Mr. Lewis, who is 76 and was first elected to Congress in 1987, is one of the few genuinely historic figures on Capitol Hill, revered by Democrats and Republicans alike. Allies of Senator Jeff Sessions, Republican of Alabama and Mr. Trump’s nominee for attorney general, circulated pictures of him linking arms with Mr. Lewis at the 50th anniversary of the Selma march to fend off accusations that Mr. Sessions was a racist.
Nevertheless, Mr. Lewis testified against Mr. Sessions, declaring, “We need someone as attorney general who’s going to look out for all of us, and not just some of us.”
A few critics, including Mr. Axelrod, said they disagreed with Mr. Lewis’s statement that Mr. Trump was not legitimate, which he made in an interview with Chuck Todd of NBC News and which will be broadcast on “Meet the Press” on Sunday.
Still, Mr. Axelrod said of Mr. Lewis: “I honor the man he is. Honesty; integrity; courage — these are qualities you can’t buy.”
In his interview with Mr.
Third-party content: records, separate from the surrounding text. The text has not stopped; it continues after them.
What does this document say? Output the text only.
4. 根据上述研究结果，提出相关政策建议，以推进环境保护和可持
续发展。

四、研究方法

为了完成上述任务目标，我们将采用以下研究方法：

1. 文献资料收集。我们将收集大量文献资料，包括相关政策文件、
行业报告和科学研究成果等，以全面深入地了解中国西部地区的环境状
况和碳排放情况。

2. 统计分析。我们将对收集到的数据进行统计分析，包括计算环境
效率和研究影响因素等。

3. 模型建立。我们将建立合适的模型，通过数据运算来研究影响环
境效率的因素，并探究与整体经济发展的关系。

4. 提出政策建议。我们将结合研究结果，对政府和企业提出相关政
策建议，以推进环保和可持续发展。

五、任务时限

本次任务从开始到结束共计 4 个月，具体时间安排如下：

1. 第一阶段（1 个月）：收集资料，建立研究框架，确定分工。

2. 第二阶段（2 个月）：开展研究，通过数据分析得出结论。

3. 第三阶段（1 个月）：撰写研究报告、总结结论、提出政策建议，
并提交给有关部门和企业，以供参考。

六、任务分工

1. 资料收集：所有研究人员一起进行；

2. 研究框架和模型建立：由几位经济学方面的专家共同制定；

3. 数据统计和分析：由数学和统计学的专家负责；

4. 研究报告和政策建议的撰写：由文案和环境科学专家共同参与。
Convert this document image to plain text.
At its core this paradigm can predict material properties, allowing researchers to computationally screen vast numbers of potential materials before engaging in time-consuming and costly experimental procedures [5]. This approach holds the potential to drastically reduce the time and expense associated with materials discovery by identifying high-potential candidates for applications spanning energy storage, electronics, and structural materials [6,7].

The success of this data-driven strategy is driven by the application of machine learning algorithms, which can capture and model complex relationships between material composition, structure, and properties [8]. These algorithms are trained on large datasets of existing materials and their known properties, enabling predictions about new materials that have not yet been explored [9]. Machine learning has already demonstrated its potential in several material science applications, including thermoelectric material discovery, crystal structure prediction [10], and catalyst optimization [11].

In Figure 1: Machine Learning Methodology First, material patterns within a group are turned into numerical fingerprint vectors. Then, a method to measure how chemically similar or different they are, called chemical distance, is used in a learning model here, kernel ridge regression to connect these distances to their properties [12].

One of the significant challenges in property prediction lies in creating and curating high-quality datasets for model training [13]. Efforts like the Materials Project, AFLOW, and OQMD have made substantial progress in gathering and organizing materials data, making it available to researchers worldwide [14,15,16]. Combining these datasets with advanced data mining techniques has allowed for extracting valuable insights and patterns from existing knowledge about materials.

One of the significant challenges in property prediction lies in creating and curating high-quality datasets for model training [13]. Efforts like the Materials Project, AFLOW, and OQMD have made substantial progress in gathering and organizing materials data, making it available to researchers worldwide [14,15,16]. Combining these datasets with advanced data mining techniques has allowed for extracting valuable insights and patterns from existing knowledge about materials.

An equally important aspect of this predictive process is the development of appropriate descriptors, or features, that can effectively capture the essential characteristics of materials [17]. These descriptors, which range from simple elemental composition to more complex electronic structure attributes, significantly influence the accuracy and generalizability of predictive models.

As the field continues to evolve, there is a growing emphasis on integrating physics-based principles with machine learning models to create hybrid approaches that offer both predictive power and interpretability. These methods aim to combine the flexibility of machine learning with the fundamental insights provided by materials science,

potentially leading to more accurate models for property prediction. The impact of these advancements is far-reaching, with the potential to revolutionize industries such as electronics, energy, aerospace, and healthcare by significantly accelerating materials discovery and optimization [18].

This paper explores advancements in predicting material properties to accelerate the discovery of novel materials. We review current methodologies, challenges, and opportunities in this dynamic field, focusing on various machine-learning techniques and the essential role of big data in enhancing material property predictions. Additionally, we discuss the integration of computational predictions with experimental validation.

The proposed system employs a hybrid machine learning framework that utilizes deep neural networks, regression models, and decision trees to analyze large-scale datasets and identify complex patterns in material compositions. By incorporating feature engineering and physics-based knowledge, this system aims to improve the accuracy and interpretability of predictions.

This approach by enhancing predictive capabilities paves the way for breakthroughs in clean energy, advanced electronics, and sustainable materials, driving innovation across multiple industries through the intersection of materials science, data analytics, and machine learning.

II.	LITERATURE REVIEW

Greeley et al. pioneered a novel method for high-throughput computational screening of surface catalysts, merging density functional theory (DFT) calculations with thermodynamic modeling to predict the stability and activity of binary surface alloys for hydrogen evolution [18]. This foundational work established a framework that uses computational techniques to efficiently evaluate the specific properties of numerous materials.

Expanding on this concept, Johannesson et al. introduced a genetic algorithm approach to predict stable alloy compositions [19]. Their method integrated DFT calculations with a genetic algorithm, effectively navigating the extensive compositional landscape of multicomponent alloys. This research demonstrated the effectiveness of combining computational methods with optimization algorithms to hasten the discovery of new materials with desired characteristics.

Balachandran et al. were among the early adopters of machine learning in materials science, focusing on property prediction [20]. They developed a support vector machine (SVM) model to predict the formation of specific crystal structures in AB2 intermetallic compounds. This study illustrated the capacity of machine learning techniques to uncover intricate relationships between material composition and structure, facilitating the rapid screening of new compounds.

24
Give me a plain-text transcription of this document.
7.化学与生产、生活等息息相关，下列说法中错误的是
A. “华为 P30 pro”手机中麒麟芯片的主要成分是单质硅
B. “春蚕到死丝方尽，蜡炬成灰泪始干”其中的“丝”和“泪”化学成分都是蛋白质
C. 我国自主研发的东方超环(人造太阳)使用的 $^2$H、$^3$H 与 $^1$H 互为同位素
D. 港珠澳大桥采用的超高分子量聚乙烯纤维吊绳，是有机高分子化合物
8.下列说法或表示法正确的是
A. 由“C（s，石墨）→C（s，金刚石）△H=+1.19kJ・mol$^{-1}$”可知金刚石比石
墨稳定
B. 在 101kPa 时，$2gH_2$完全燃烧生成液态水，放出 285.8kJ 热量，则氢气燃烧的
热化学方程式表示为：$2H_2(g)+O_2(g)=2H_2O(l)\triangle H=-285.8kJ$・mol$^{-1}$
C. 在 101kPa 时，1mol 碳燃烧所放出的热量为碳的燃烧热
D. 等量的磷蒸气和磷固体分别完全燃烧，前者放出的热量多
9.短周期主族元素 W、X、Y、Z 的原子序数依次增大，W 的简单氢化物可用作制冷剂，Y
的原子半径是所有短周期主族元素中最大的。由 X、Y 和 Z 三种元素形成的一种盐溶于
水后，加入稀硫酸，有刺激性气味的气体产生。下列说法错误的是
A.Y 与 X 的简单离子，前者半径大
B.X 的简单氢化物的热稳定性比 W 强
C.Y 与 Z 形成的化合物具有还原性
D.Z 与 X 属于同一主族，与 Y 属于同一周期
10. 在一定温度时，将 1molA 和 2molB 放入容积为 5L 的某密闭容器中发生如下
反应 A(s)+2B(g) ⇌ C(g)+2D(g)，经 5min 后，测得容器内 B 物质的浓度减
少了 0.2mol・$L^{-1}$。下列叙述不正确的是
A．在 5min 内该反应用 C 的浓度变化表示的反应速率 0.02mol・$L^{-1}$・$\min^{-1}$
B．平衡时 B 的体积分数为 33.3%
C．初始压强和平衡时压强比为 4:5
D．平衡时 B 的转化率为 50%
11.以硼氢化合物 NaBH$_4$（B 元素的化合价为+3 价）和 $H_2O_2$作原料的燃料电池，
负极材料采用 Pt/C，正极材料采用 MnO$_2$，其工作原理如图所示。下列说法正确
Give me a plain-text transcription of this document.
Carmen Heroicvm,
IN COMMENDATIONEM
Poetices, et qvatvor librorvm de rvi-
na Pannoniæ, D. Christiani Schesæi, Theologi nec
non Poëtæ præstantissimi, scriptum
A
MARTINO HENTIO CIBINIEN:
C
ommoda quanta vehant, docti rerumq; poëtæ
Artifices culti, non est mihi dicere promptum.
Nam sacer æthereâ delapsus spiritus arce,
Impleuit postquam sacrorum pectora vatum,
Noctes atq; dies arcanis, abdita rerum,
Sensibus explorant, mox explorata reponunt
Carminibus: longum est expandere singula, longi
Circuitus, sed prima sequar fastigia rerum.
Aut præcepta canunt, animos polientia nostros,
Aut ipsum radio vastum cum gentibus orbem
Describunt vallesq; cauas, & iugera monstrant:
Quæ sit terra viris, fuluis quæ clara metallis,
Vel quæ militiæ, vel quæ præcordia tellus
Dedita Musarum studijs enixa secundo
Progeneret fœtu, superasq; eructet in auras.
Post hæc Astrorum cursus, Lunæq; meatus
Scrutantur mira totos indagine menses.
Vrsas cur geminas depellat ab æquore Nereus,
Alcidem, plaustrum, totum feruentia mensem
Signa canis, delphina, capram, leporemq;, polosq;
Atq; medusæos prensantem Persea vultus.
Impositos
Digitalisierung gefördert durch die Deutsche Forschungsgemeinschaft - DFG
Todd, Mr. Lewis said he believed that the Russians had delivered the election to Mr. Trump. “You know, I believe in forgiveness,” he said. “I believe in trying to work with people. It will be hard. It’s going to be very difficult. I don’t see this president-elect as a legitimate president.”
Mr. Lewis is one of a handful of Democratic members of Congress who have announced that they will boycott the inauguration on Friday. Others include Barbara Lee of California, Earl Blumenauer of Oregon, Katherine Clark of Massachusetts and Luis Gutiérrez of Illinois.